Is there really any point in local councillors if their views are overlooked?
PUBLISHED: 06:18 07 September 2017 | UPDATED: 08:12 07 September 2017
The strange saga of the Mid Suffolk bus service that was re-routed to take it away from its passengers has provided a bit of amusement – and has made the county council look a bit silly.
But I’m worried that it actually shows up a more deep-seated malaise at the heart of the political and administrative structures of the council – something that needs to be addressed straight away.
Otherwise the whole philosophy on which local government – and indeed democratic government at all levels – is based is a total sham and fundamentally pointless.
When the decision was made to re-route the buses from Eye to Ipswich away from the A140 and the villages of Stoke Ash and Thwaite, who was responsible?
There is some confusion whether the idea came from the county council itself or the operators Galloway, but why on earth was no one from the local area consulted before new timetables were published as fait accompli?
None of the parish councils were consulted – even though public money is spent on subsidising the service – and the local county councillor Andrew Stringer did not know about the changes until he was contacted by bus users.
When he did challenge the decision he was told that the county council had to save money therefore the service had to be reduced and by running it through country lanes rather than the main road, it would be cheaper.
No one listened to his concerns that the route was totally unsuitable for buses and would leave residents of two villages stranded and unable to use the service.
Why were his concerns ignored? Was it because they didn’t believe he had a good point? Or was it because as an opposition (Green) councillor they didn’t think it was worth listening to him?
Because when Suffolk Police and Crime Commissioner, and Tory bigwig, Tim Passmore started making exactly the same point, clearly officials and councillors at Endeavour House paid far more attention.
He lives in the area and knows it, and the small roads that the bus was being put along, well. He knows just what a daft idea the proposal was. And he was prepared to say so – he used the word ridiculous to me several times.
When I put Mr Passmore’s concerns, which were very similar in essence to Mr Stringer’s, to the county council – together with some questions I raised having been out photographing the route – the attitude changed rapidly.
Within a couple of hours the decision had been reversed (albeit from next week because of the need to inform the Traffic Commissioners) and everyone seemed happy.
Now it was absolutely right for Mr Passmore to have his say. He lives in the area and as well as being PCC he is also a Mid Suffolk District councillor.
But frankly if the county council had consulted locally, and especially with Mr Stringer, before they made the decision, then the authority would not have been left looking foolish (and with a bill for a shuttle bus it is running this week to keep the villagers from Thwaite and Stoke Ash connected with the outside world).
This is a comparatively small decision – but it really does go to the very heart of the concept of representative democracy.

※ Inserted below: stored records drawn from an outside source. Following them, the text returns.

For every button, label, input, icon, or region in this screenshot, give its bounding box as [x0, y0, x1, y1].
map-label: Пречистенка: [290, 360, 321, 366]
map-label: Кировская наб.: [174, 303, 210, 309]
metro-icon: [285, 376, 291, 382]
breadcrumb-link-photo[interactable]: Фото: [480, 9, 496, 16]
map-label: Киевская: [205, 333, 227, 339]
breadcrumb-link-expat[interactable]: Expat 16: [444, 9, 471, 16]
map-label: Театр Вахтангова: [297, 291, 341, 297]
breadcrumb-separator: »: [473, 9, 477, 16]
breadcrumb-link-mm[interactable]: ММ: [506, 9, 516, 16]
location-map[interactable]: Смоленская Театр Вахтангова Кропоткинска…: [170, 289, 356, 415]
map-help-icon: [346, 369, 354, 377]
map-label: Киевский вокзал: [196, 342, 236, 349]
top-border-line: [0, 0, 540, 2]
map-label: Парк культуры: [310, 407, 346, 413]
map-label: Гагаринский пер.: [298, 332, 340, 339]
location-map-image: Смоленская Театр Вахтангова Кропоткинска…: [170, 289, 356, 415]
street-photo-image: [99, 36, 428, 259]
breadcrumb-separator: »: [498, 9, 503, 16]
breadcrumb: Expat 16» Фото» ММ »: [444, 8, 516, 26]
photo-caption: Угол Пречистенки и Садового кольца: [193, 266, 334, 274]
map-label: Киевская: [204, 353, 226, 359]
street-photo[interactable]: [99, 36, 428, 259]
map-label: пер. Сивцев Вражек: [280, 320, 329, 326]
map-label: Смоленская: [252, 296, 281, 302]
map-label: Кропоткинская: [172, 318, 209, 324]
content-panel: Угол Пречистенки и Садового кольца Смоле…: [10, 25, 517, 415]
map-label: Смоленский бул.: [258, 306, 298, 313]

When we go to the polls to vote for our councillor, MP, Police and Crime Commissioner or whatever, we are electing someone not just to represent our political views – but also to represent our area to those who run things in Westminster, Endeavour House, or wherever.
Some decisions are political (like whether to cut the subsidy to bus services) but some are entirely practical (like whether it is possible to walk a mile through muddy fields to a bus stop a long way from the nearest building).
If you are unable to tell the difference between a practical and a political decision, then frankly you are unable to really do your job as either a council official or a senior councillor making decisions that affect people’s lives.
Some of the best councillors and MPs are those who aren’t governed by political dogma – but who represent the people who have voted them into office because they know their home area well.
I’m not convinced that the majority of those living in the Upper Gipping Division of Suffolk County Council are all keen Green Party supporters – but they recognise that Andrew Stringer knows the area and feel he can represent it well. Suffolk County Council should accept that.